06-22-2008, 04:31 PM
Plan hopping has been my biggest problem (bigger than chocolate!) I'll start a plan, get bored with it, or suddenly find it fatally flawed, and switch. I lose best on low carb, but can't stick to it. I'll switch to Weight Watchers or calorie counting, lose very slowly, and go back to low carb -- with several stops and hops in between. I've gained 5 pounds a year for the past 12 years doing this! This has become such a habit that I've begun to think that, now at least, I like the starting -- planning, doing something new -- but not the programs, and just maybe I want to restart so I can play the "I'll start again Monday" game.
adreamer, I hope you can find something you know you can stick to -- that's why I always end up at Weight Watchers. It really does allow anything, in moderation. I think that's the most important thing. Good luck!
06-30-2008, 06:12 AM
I use to be a sugar junkie too! I still have times I struggle but I have done so much better for probably a couple of years.
I agree you have to find a new way of life. One that works for you but I will let you know what I have done.
First of all to get rid of the sugar craving I would put myself through a sugar detox. For about a week or two I would have no sugar. It was hard, I had headaches and less energy at first but in a few days I started feeling revived. In about a week the sugar cravings leave. Then I would slowly add a little sugar in. I have to becareful because I always have to control my sugar (no I'm not diabetic) but I have to becareful because I don't want the sugar cravings. I now allow myself a couple of treats a week and keep them under control.
The rest of my life plan is to keep up on my exercise and to eat healthy. I don't know that you need a diet plan. We all know what is healthy to eat!

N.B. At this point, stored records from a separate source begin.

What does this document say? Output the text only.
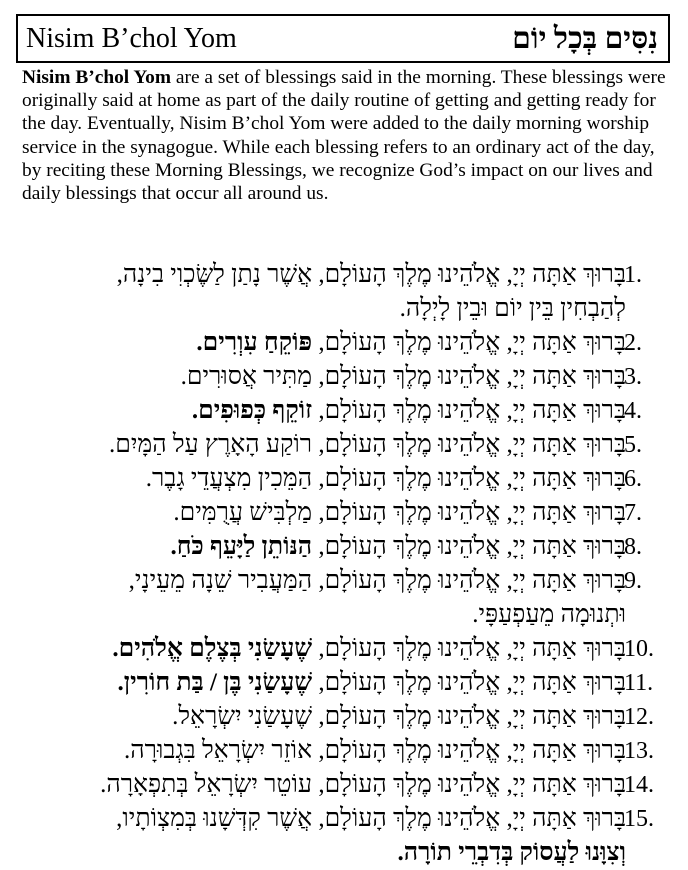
Nisim B’chol Yom	נִסִּים בְּכָל יוֹם
Nisim B’chol Yom are a set of blessings said in the morning. These blessings were originally said at home as part of the daily routine of getting and getting ready for the day. Eventually, Nisim B’chol Yom were added to the daily morning worship service in the synagogue. While each blessing refers to an ordinary act of the day, by reciting these Morning Blessings, we recognize God’s impact on our lives and daily blessings that occur all around us.
1.
בָּרוּךְ אַתָּה יְיָ, אֱלֹהֵינוּ מֶלֶךְ הָעוֹלָם, אֲשֶׁר נָתַן לַשֶּׂכְוִי בִינָה,
לְהַבְחִין בֵּין יוֹם וּבֵין לָיְלָה.
2.
בָּרוּךְ אַתָּה יְיָ, אֱלֹהֵינוּ מֶלֶךְ הָעוֹלָם, פּוֹקֵחַ עִוְרִים.
3.
בָּרוּךְ אַתָּה יְיָ, אֱלֹהֵינוּ מֶלֶךְ הָעוֹלָם, מַתִּיר אֲסוּרִים.
4.
בָּרוּךְ אַתָּה יְיָ, אֱלֹהֵינוּ מֶלֶךְ הָעוֹלָם, זוֹקֵף כְּפוּפִים.
5.
בָּרוּךְ אַתָּה יְיָ, אֱלֹהֵינוּ מֶלֶךְ הָעוֹלָם, רוֹקַע הָאָרֶץ עַל הַמָּיִם.
6.
בָּרוּךְ אַתָּה יְיָ, אֱלֹהֵינוּ מֶלֶךְ הָעוֹלָם, הַמֵּכִין מִצְעֲדֵי גָבֶר.
7.
בָּרוּךְ אַתָּה יְיָ, אֱלֹהֵינוּ מֶלֶךְ הָעוֹלָם, מַלְבִּישׁ עֲרֻמִּים.
8.
בָּרוּךְ אַתָּה יְיָ, אֱלֹהֵינוּ מֶלֶךְ הָעוֹלָם, הַנּוֹתֵן לַיָּעֵף כֹּחַ.
9.
בָּרוּךְ אַתָּה יְיָ, אֱלֹהֵינוּ מֶלֶךְ הָעוֹלָם, הַמַּעֲבִיר שֵׁנָה מֵעֵינָי,
וּתְנוּמָה מֵעַפְעַפָּי.
10.
בָּרוּךְ אַתָּה יְיָ, אֱלֹהֵינוּ מֶלֶךְ הָעוֹלָם, שֶׁעָשַׂנִי בְּצֶלֶם אֱלֹהִים.
11.
בָּרוּךְ אַתָּה יְיָ, אֱלֹהֵינוּ מֶלֶךְ הָעוֹלָם, שֶׁעָשַׂנִי בֶּן / בַּת חוֹרִין.
12.
בָּרוּךְ אַתָּה יְיָ, אֱלֹהֵינוּ מֶלֶךְ הָעוֹלָם, שֶׁעָשַׂנִי יִשְׂרָאֵל.
13.
בָּרוּךְ אַתָּה יְיָ, אֱלֹהֵינוּ מֶלֶךְ הָעוֹלָם, אוֹזֵר יִשְׂרָאֵל בִּגְבוּרָה.
14.
בָּרוּךְ אַתָּה יְיָ, אֱלֹהֵינוּ מֶלֶךְ הָעוֹלָם, עוֹטֵר יִשְׂרָאֵל בְּתִפְאָרָה.
15.
בָּרוּךְ אַתָּה יְיָ, אֱלֹהֵינוּ מֶלֶךְ הָעוֹלָם, אֲשֶׁר קִדְּשָׁנוּ בְּמִצְוֹתָיו,
וְצִוָּנוּ לַעֲסוֹק בְּדִבְרֵי תוֹרָה.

I talked to my husband and we decided together to make a life change. It has changed my household so much and all for the better. My kids eat better and we all have so much more energy!
God will help you through. If you have any questions or just need someone to talk to I'm here!
07-03-2008, 02:41 PM
Here's a plug for simplicity: The No S diet. Someone here posted about and it is now my plan, so I am paying it forward. You can find all you need to know on the website (or in my signature for that matter), but if you like books as I do, one is now available. Best Wishes!